Theme: The Crossing of the Jordan Continued
This week’s lessons tell about the importance of God’s memorial as they crossed the Jordan and into the Promised Land.
When all the nation had finished passing over the Jordan, the Lord said to Joshua, “Take twelve men from the people, from each tribe a man, and command them, saying, ‘Take twelve stones from here out of the midst of the Jordan, from the very place where the priests’ feet stood firmly, and bring them over with you and lay them down in the place where you lodge tonight.’” Then Joshua called the twelve men from the people of Israel, whom he had appointed, a man from each tribe. And Joshua said to them, “Pass on before the ark of the Lord your God into the midst of the Jordan, and take up each of you a stone upon his shoulder, according to the number of the tribes of the people of Israel, that this may be a sign among you. When your children ask in time to come, ‘What do those stones mean to you?’ then you shall tell them that the waters of the Jordan were cut off before the ark of the covenant of the Lord. When it passed over the Jordan, the waters of the Jordan were cut off. So these stones shall be to the people of Israel a memorial forever.”
And the people of Israel did just as Joshua commanded and took up twelve stones out of the midst of the Jordan, according to the number of the tribes of the people of Israel, just as the Lord told Joshua. And they carried them over with them to the place where they lodged and laid them down there. And Joshua set up twelve stones in the midst of the Jordan, in the place where the feet of the priests bearing the ark of the covenant had stood; and they are there to this day. For the priests bearing the ark stood in the midst of the Jordan until everything was finished that the Lord commanded Joshua to tell the people, according to all that Moses had commanded Joshua.
The people passed over in haste. And when all the people had finished passing over, the ark of the Lord and the priests passed over before the people. The sons of Reuben and the sons of Gad and the half-tribe of Manasseh passed over armed before the people of Israel, as Moses had told them. About 40,000 ready for war passed over before the Lord for battle, to the plains of Jericho. On that day the Lord exalted Joshua in the sight of all Israel, and they stood in awe of him just as they had stood in awe of Moses, all the days of his life.
And the Lord said to Joshua, “Command the priests bearing the ark of the testimony to come up out of the Jordan.” So Joshua commanded the priests, “Come up out of the Jordan.” And when the priests bearing the ark of the covenant of the Lord came up from the midst of the Jordan, and the soles of the priests’ feet were lifted up on dry ground, the waters of the Jordan returned to their place and overflowed all its banks, as before.

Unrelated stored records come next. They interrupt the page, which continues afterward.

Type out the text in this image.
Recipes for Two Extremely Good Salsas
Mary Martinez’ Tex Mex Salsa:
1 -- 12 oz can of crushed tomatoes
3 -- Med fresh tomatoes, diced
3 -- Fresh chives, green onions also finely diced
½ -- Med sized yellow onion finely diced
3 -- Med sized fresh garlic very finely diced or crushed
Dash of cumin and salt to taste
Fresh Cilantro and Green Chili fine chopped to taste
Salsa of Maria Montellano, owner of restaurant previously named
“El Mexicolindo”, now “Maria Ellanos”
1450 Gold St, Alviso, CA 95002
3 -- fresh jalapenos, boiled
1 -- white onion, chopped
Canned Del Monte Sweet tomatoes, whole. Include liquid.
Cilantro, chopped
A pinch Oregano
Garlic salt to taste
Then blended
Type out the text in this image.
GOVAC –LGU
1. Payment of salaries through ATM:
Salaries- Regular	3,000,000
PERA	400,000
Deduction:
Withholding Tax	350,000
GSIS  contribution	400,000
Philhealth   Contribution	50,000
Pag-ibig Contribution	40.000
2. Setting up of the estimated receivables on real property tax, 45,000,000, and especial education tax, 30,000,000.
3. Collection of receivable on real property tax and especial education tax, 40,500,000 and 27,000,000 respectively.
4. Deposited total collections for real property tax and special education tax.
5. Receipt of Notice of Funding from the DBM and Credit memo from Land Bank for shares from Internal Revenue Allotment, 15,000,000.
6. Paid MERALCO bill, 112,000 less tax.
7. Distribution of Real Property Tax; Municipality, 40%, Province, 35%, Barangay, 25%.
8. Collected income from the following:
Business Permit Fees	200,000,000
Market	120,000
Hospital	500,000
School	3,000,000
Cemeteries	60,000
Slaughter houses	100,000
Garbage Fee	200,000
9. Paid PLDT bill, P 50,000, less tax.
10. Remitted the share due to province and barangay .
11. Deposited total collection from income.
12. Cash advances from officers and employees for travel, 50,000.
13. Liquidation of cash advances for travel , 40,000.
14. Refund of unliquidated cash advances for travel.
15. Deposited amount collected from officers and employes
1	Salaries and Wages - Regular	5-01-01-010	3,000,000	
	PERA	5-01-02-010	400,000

The people came up out of the Jordan on the tenth day of the first month, and they encamped at Gilgal on the east border of Jericho. And those twelve stones, which they took out of the Jordan, Joshua set up at Gilgal. And he said to the people of Israel, “When your children ask their fathers in times to come, ‘What do these stones mean?’ then you shall let your children know, ‘Israel passed over this Jordan on dry ground.’ For the Lord your God dried up the waters of the Jordan for you until you passed over, as the Lord your God did to the Red Sea, which he dried up for us until we passed over, so that all the peoples of the earth may know that the hand of the Lord is mighty, that you may fear the Lord your God forever.”
Alfred Lord Tennyson was the poet laureate of England in his lifetime. And on one occasion, he had the duty that poet-laureates have of writing a poem for a state occasion.
This particular poem he wrote has in it the couplet:
Lord of hosts, be with us yet
lest we forget, lest we forget.
I’m told that this was not well received by the government because it implied that England at the time might well forget God’s blessings to her. And yet, it was a good poem and an even better reminder not to forget all that the Lord has done for us. There is a great and tragic tendency on the part of human beings to forget the goodness of our God.
Now, we’re looking at those chapters of Joshua that deal with the crossing of the Jordan River. Like all good stories, Joshua is written in episodes. There have been two already. Chapter 1 focuses on the commissioning of Joshua in his first commands to the people. Chapter 2 concerns the sending of the spies into the Promised Land and their meeting with Rahab, and it focuses on Rahab’s act of faith in protecting them and identifying with the people of Israel. And then in chapter 3, we have the beginning of this new episode, which is the crossing of the Jordan. The people had been waiting for this, not merely for the 40 years of the desert wandering, but, in a certain sense, for half a millennium, going back to God’s promise of the land given in His call to Abraham.
The people had been waiting all this time for the fulfillment of God’s promise; and now, at last, the moment had come. These three chapters of Joshua—chapters 3, 4, and most of 5—concern that episode, and it has three parts. The first is the crossing of the river. The second is the erecting of a memorial to that crossing. And then the third is the consecration of the people anew, and the commissioning of themselves to God before the actual conquest begins.
Review the book of Joshua thus far. What were the first two episodes, and where in Joshua were they found?
What is the third episode, and what three parts comprise it?